The point has been made that Mr. Davis should have remained in Richmond and made terms. Since governments were governments, no ruler has followed the course that would have been. He thought it traitorous to surrender the whole Confederacy because the Capital was lost. Even after Lee’s surrender the Confederacy had armies in the field, and a vast domain farther south where commanders believed positions could be held. He believed it would be cowardly to fail them, and that it was his duty to move the seat of government from place to place through the Confederacy as long as there was an army to sustain the government. To find precedent, one has but to turn to European history. In England, the rightful prince has been chased all over the country and even across the channel. Mr. Davis believed in the righteousness of his cause; and that it was his duty to stand for it to the death.

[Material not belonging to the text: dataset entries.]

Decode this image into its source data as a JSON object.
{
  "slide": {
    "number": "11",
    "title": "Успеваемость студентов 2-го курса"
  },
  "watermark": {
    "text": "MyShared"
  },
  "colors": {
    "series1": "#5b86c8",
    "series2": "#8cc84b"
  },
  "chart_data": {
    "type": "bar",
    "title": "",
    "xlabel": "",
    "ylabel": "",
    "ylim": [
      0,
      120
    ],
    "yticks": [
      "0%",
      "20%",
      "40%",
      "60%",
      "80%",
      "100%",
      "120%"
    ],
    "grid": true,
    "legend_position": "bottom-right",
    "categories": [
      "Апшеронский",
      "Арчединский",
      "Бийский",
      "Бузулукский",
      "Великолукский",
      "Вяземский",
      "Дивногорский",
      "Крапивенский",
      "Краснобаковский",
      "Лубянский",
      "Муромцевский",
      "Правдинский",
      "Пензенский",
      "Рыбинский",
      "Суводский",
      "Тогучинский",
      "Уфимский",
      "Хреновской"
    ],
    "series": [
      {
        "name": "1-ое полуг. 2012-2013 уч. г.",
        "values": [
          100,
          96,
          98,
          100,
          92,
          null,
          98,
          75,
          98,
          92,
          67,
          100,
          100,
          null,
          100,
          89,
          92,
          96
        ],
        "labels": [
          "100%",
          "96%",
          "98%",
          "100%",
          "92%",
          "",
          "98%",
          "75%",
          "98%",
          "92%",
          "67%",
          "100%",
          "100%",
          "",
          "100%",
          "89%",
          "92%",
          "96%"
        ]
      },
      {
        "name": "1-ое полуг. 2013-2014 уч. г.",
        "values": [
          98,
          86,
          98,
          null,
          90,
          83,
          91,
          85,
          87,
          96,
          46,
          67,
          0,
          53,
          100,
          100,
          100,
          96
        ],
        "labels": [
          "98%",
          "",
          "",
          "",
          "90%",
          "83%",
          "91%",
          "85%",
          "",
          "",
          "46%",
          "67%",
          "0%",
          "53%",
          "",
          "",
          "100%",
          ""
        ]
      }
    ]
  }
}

His determination, on leaving Washington, was to reach the armies of Maury, Forrest, and Taylor in Alabama and Mississippi; if necessary, withdraw these across the Mississippi, uniting with Kirby-Smith and Magruder in Texas, a section “rich in supplies and lacking in railroads and waterways.” There the concentrated forces might hold their own until the enemy “should, in accordance with his repeated declaration, have agreed, on the basis of a return to the Union, to acknowledge the Constitutional rights of the States, and by a convention, or quasi-treaty, to guarantee security of person and property.” What Judge Campbell thought could be secured by submission, Mr. Davis was confident could only be attained by keeping in the field a military force whose demands the North, weary of war, might respect. What he sought to do for his people in one way, Judge Campbell sought to do in another. Both failed.
GENERAL AND MRS. JOHN H. MORGAN
While Mr. Davis was riding out of Washington, Generals Taylor and Maury, near Meridian, Mississippi, were arranging with General Canby, U. S. A., for the surrender of all the Confederate forces in Alabama and Mississippi. These generals were dining together and the bands were playing “Hail Columbia” and “Dixie.”